Devant l'œuvre
Philippe de Champaigne — flamand de naissance, parisien d'adoption — est le peintre de la rigueur janséniste et de la grâce royale simultanément. Peintre officiel de Louis XIII et de Richelieu, il était aussi un dévot janséniste proche de Port-Royal. Cette Présentation au Temple — la scène où Marie et Joseph présentent le nouveau-né Jésus au Temple de Jérusalem selon la loi mosaïque — est peinte avec la clarté architecturale et la sobriété émotionnelle caractéristiques de son style. Pas de baroque exubérant, pas d'effets de lumière dramatiques : une lumière froide et égale, des figures monumentales, une composition d'une rigueur classique.
Symbolisme & lecture iconographique
Syméon, le vieux sage du Temple qui reconnaît l'Enfant Jésus et dit 'Maintenant tu peux laisser partir ton serviteur, Seigneur, car mes yeux ont vu ton salut' (le Nunc dimittis) est la figure de l'espérance accomplie — celui qui a attendu toute sa vie et peut maintenant mourir en paix. Cette figure de l'attente récompensée est au cœur de la théologie chrétienne.
Analyse des émotions
La Présentation au Temple de Champaigne est une image de la loi et de la grâce — la Loi de Moïse qui impose la présentation du premier-né au Temple, et la Grâce divine qui fait de cet acte ordinaire le moment de la rencontre avec le Messie (Syméon et Anne la prophétesse reconnaissent l'Enfant). Champaigne traite cet événement avec une gravité silencieuse.
Secrets & mystères
Philippe de Champaigne était l'ami de Blaise Pascal et le peintre de Port-Royal, le centre du jansénisme français. Son chef-d'œuvre absolu est le portrait de sa fille (au Louvre), religieuse à Port-Royal, guérie miraculeusement — un témoignage de foi et un chef-d'œuvre de portrait.
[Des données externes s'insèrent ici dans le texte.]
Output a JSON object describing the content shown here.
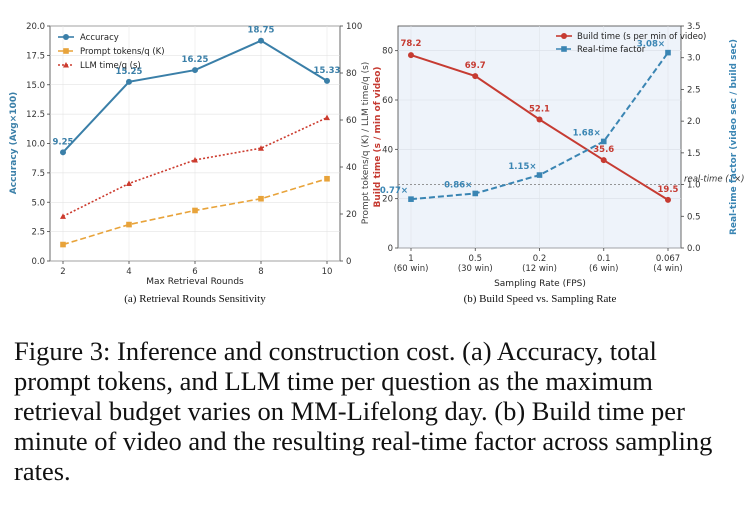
{
  "caption": "Figure 3: Inference and construction cost. (a) Accuracy, total prompt tokens, and LLM time per question as the maximum retrieval budget varies on MM-Lifelong day. (b) Build time per minute of video and the resulting real-time factor across sampling rates.",
  "colors": {
    "accuracy": "#3a7fa8",
    "tokens": "#e8a33a",
    "llm": "#cc3b2e",
    "build": "#c63b32",
    "rtf": "#3a85b3",
    "shade": "#eef3fa"
  },
  "chart_data": [
    {
      "type": "line",
      "subtitle": "(a) Retrieval Rounds Sensitivity",
      "xlabel": "Max Retrieval Rounds",
      "ylabel_left": "Accuracy (Avg×100)",
      "ylabel_right": "Prompt tokens/q (K)  /  LLM time/q (s)",
      "x": [
        2,
        4,
        6,
        8,
        10
      ],
      "x_ticks": [
        "2",
        "4",
        "6",
        "8",
        "10"
      ],
      "ylim_left": [
        0,
        20
      ],
      "yticks_left": [
        "0.0",
        "2.5",
        "5.0",
        "7.5",
        "10.0",
        "12.5",
        "15.0",
        "17.5",
        "20.0"
      ],
      "ylim_right": [
        0,
        100
      ],
      "yticks_right": [
        "0",
        "20",
        "40",
        "60",
        "80",
        "100"
      ],
      "legend_position": "top-left",
      "series": [
        {
          "name": "Accuracy",
          "axis": "left",
          "style": "solid",
          "marker": "circle",
          "values": [
            9.25,
            15.25,
            16.25,
            18.75,
            15.33
          ],
          "labels": [
            "9.25",
            "15.25",
            "16.25",
            "18.75",
            "15.33"
          ]
        },
        {
          "name": "Prompt tokens/q (K)",
          "axis": "right",
          "style": "dashed",
          "marker": "square",
          "values": [
            7,
            15.5,
            21.5,
            26.5,
            35
          ]
        },
        {
          "name": "LLM time/q (s)",
          "axis": "right",
          "style": "dotted",
          "marker": "triangle",
          "values": [
            19,
            33,
            43,
            48,
            61
          ]
        }
      ]
    },
    {
      "type": "line",
      "subtitle": "(b) Build Speed vs. Sampling Rate",
      "xlabel": "Sampling Rate (FPS)",
      "ylabel_left": "Build time (s / min of video)",
      "ylabel_right": "Real-time factor (video sec / build sec)",
      "x_ticks": [
        "1",
        "0.5",
        "0.2",
        "0.1",
        "0.067"
      ],
      "x_subticks": [
        "(60 win)",
        "(30 win)",
        "(12 win)",
        "(6 win)",
        "(4 win)"
      ],
      "ylim_left": [
        0,
        90
      ],
      "yticks_left": [
        "0",
        "20",
        "40",
        "60",
        "80"
      ],
      "ylim_right": [
        0,
        3.5
      ],
      "yticks_right": [
        "0.0",
        "0.5",
        "1.0",
        "1.5",
        "2.0",
        "2.5",
        "3.0",
        "3.5"
      ],
      "reference_line": {
        "value": 1.0,
        "label": "real-time (1×)"
      },
      "legend_position": "top-right",
      "series": [
        {
          "name": "Build time (s per min of video)",
          "axis": "left",
          "style": "solid",
          "marker": "circle",
          "values": [
            78.2,
            69.7,
            52.1,
            35.6,
            19.5
          ],
          "labels": [
            "78.2",
            "69.7",
            "52.1",
            "35.6",
            "19.5"
          ]
        },
        {
          "name": "Real-time factor",
          "axis": "right",
          "style": "dashed",
          "marker": "square",
          "values": [
            0.77,
            0.86,
            1.15,
            1.68,
            3.08
          ],
          "labels": [
            "0.77×",
            "0.86×",
            "1.15×",
            "1.68×",
            "3.08×"
          ]
        }
      ]
    }
  ]
}
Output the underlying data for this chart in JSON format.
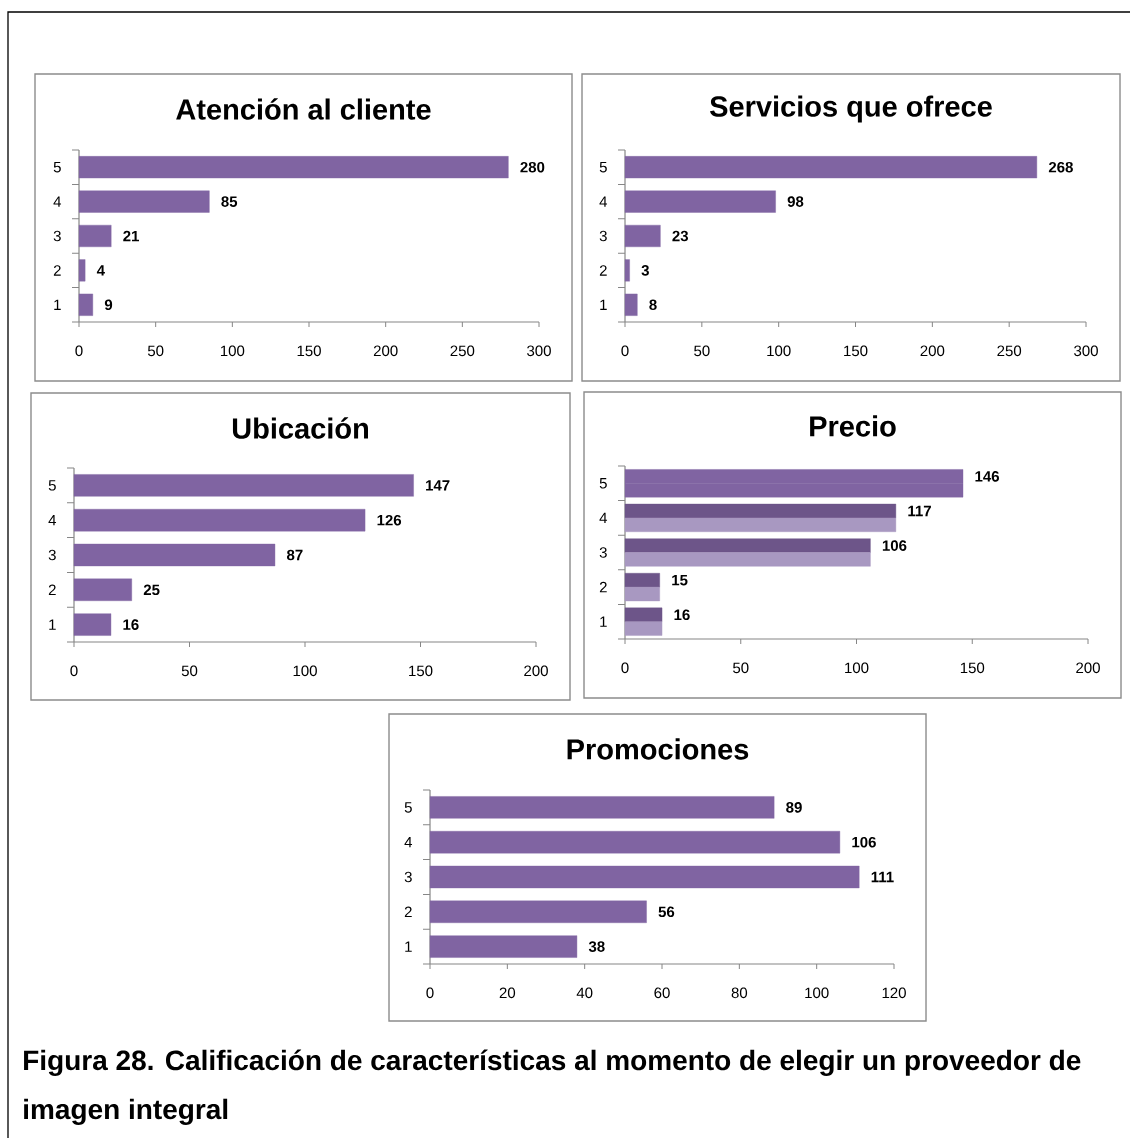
{
  "chart_data": [
    {
      "type": "bar",
      "orientation": "horizontal",
      "title": "Atención al cliente",
      "categories": [
        "5",
        "4",
        "3",
        "2",
        "1"
      ],
      "values": [
        280,
        85,
        21,
        4,
        9
      ],
      "color": "#8064a2",
      "xlim": [
        0,
        300
      ],
      "xticks": [
        0,
        50,
        100,
        150,
        200,
        250,
        300
      ],
      "data_labels": true
    },
    {
      "type": "bar",
      "orientation": "horizontal",
      "title": "Servicios que ofrece",
      "categories": [
        "5",
        "4",
        "3",
        "2",
        "1"
      ],
      "values": [
        268,
        98,
        23,
        3,
        8
      ],
      "color": "#8064a2",
      "xlim": [
        0,
        300
      ],
      "xticks": [
        0,
        50,
        100,
        150,
        200,
        250,
        300
      ],
      "data_labels": true
    },
    {
      "type": "bar",
      "orientation": "horizontal",
      "title": "Ubicación",
      "categories": [
        "5",
        "4",
        "3",
        "2",
        "1"
      ],
      "values": [
        147,
        126,
        87,
        25,
        16
      ],
      "color": "#8064a2",
      "xlim": [
        0,
        200
      ],
      "xticks": [
        0,
        50,
        100,
        150,
        200
      ],
      "data_labels": true
    },
    {
      "type": "bar",
      "orientation": "horizontal",
      "title": "Precio",
      "categories": [
        "5",
        "4",
        "3",
        "2",
        "1"
      ],
      "series": [
        {
          "values": [
            146,
            117,
            106,
            15,
            16
          ],
          "colors": [
            "#8064a2",
            "#6d5589",
            "#6d5589",
            "#6d5589",
            "#6d5589"
          ],
          "value_labels": [
            "146",
            "117",
            "106",
            "15",
            "16"
          ]
        },
        {
          "values": [
            146,
            117,
            106,
            15,
            16
          ],
          "colors": [
            "#8064a2",
            "#a898c1",
            "#a898c1",
            "#a898c1",
            "#a898c1"
          ]
        }
      ],
      "xlim": [
        0,
        200
      ],
      "xticks": [
        0,
        50,
        100,
        150,
        200
      ]
    },
    {
      "type": "bar",
      "orientation": "horizontal",
      "title": "Promociones",
      "categories": [
        "5",
        "4",
        "3",
        "2",
        "1"
      ],
      "values": [
        89,
        106,
        111,
        56,
        38
      ],
      "color": "#8064a2",
      "xlim": [
        0,
        120
      ],
      "xticks": [
        0,
        20,
        40,
        60,
        80,
        100,
        120
      ],
      "data_labels": true,
      "annotations": [
        "Figura 28. Calificación de características al momento de elegir un proveedor de imagen integral"
      ]
    }
  ]
}
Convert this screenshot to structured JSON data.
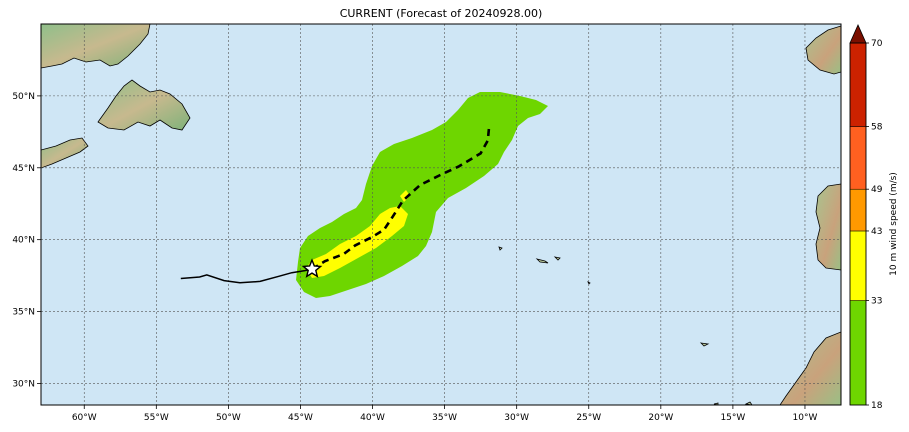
{
  "map": {
    "title": "CURRENT (Forecast of 20240928.00)",
    "lon_labels": [
      "60°W",
      "55°W",
      "50°W",
      "45°W",
      "40°W",
      "35°W",
      "30°W",
      "25°W",
      "20°W",
      "15°W",
      "10°W"
    ],
    "lat_labels": [
      "50°N",
      "45°N",
      "40°N",
      "35°N",
      "30°N"
    ],
    "extent": {
      "lon_min": -63,
      "lon_max": -7.5,
      "lat_min": 28.5,
      "lat_max": 55
    },
    "grid": true,
    "ocean_color": "#cfe6f5",
    "track_past": [
      [
        -53.3,
        37.3
      ],
      [
        -52,
        37.4
      ],
      [
        -51.5,
        37.55
      ],
      [
        -50.3,
        37.15
      ],
      [
        -49.2,
        37.0
      ],
      [
        -47.8,
        37.1
      ],
      [
        -46.5,
        37.45
      ],
      [
        -45.6,
        37.7
      ],
      [
        -44.7,
        37.85
      ],
      [
        -44.2,
        37.95
      ]
    ],
    "track_forecast": [
      [
        -44.2,
        37.95
      ],
      [
        -43.3,
        38.5
      ],
      [
        -42.0,
        39.0
      ],
      [
        -41.2,
        39.6
      ],
      [
        -40.0,
        40.2
      ],
      [
        -39.2,
        40.7
      ],
      [
        -38.6,
        41.6
      ],
      [
        -37.9,
        42.7
      ],
      [
        -36.7,
        43.8
      ],
      [
        -35.3,
        44.5
      ],
      [
        -34.0,
        45.1
      ],
      [
        -32.5,
        46.0
      ],
      [
        -32.0,
        46.9
      ],
      [
        -31.9,
        48.0
      ]
    ],
    "current_position": [
      -44.2,
      37.95
    ]
  },
  "colorbar": {
    "label": "10 m wind speed (m/s)",
    "tick_labels": [
      "18",
      "33",
      "43",
      "49",
      "58",
      "70"
    ],
    "bins": [
      {
        "from": 18,
        "to": 33,
        "color": "#6ed600"
      },
      {
        "from": 33,
        "to": 43,
        "color": "#ffff00"
      },
      {
        "from": 43,
        "to": 49,
        "color": "#ff9900"
      },
      {
        "from": 49,
        "to": 58,
        "color": "#ff6020"
      },
      {
        "from": 58,
        "to": 70,
        "color": "#cc2200"
      }
    ],
    "extend_color": "#7a0f00"
  },
  "wind_swath": {
    "band_18_33_color": "#6ed600",
    "band_33_43_color": "#ffff00"
  }
}
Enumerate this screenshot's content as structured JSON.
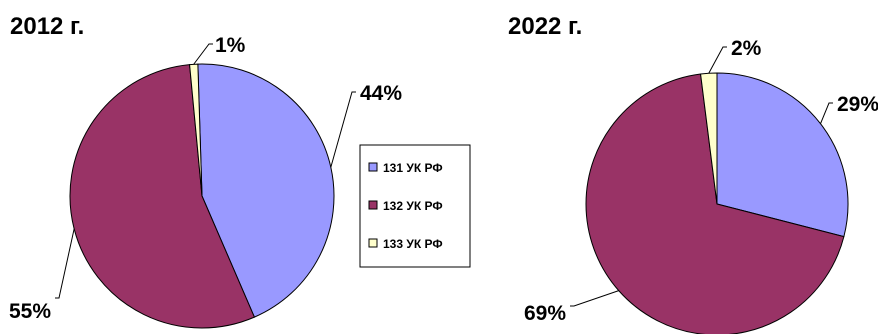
{
  "chart_data": [
    {
      "type": "pie",
      "title": "2012 г.",
      "slices": [
        {
          "name": "131 УК РФ",
          "value": 44,
          "label": "44%"
        },
        {
          "name": "132 УК РФ",
          "value": 55,
          "label": "55%"
        },
        {
          "name": "133 УК РФ",
          "value": 1,
          "label": "1%"
        }
      ]
    },
    {
      "type": "pie",
      "title": "2022 г.",
      "slices": [
        {
          "name": "131 УК РФ",
          "value": 29,
          "label": "29%"
        },
        {
          "name": "132 УК РФ",
          "value": 69,
          "label": "69%"
        },
        {
          "name": "133 УК РФ",
          "value": 2,
          "label": "2%"
        }
      ]
    }
  ],
  "legend": {
    "items": [
      {
        "label": "131 УК РФ",
        "color": "#9999ff"
      },
      {
        "label": "132 УК РФ",
        "color": "#993366"
      },
      {
        "label": "133 УК РФ",
        "color": "#ffffcc"
      }
    ]
  }
}
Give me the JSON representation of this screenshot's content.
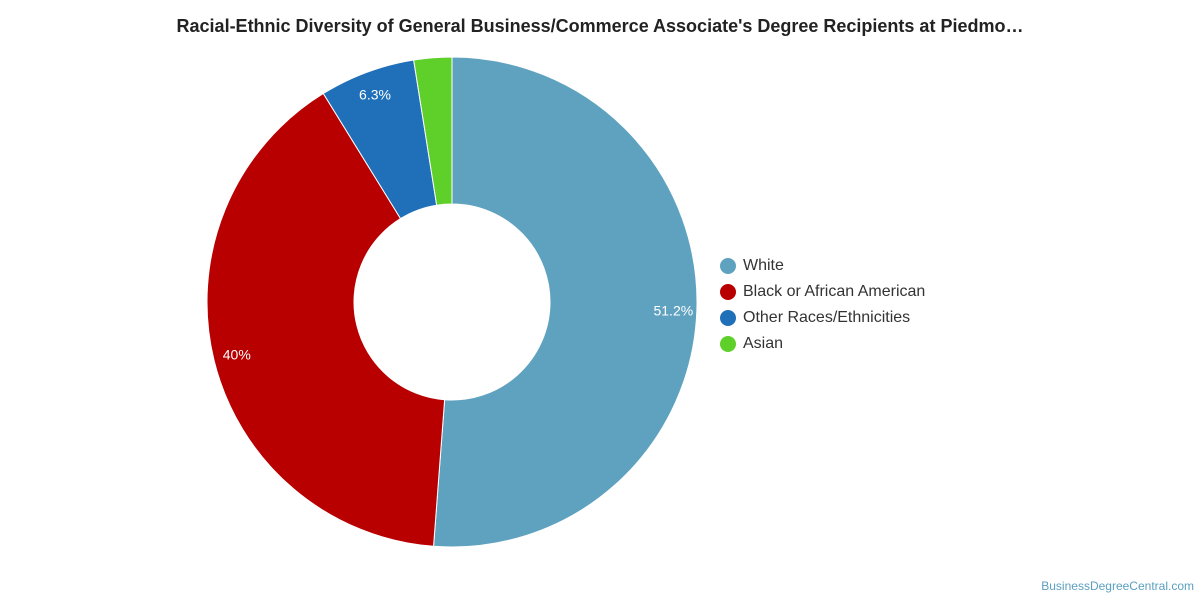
{
  "chart_data": {
    "type": "pie",
    "title": "Racial-Ethnic Diversity of General Business/Commerce Associate's Degree Recipients at Piedmo…",
    "variant": "donut",
    "legend_position": "right",
    "categories": [
      "White",
      "Black or African American",
      "Other Races/Ethnicities",
      "Asian"
    ],
    "values": [
      51.2,
      40.0,
      6.3,
      2.5
    ],
    "data_labels": [
      "51.2%",
      "40%",
      "6.3%",
      ""
    ],
    "colors": [
      "#5fa2bf",
      "#b80000",
      "#1f70b8",
      "#5fcf2a"
    ]
  },
  "watermark": "BusinessDegreeCentral.com"
}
Dans ses tableaux religieux, on sent la tension entre le classicisme français qu'il adopte et le baroque flamand dont il vient.
Le saviez-vous ?
Philippe de Champaigne fut aussi le portraitiste de Richelieu — dont le célèbre portrait triple au Louvre (destiné au sculpteur Bernin pour l'aider à sculpter un buste) est l'un des exercices de virtuosité les plus admirés du XVIIe siècle français. La coexistence dans la même carrière du peintre du tout-puissant cardinal et du peintre de la rigueur janséniste dit quelque chose sur les contradictions de la France de Louis XIII.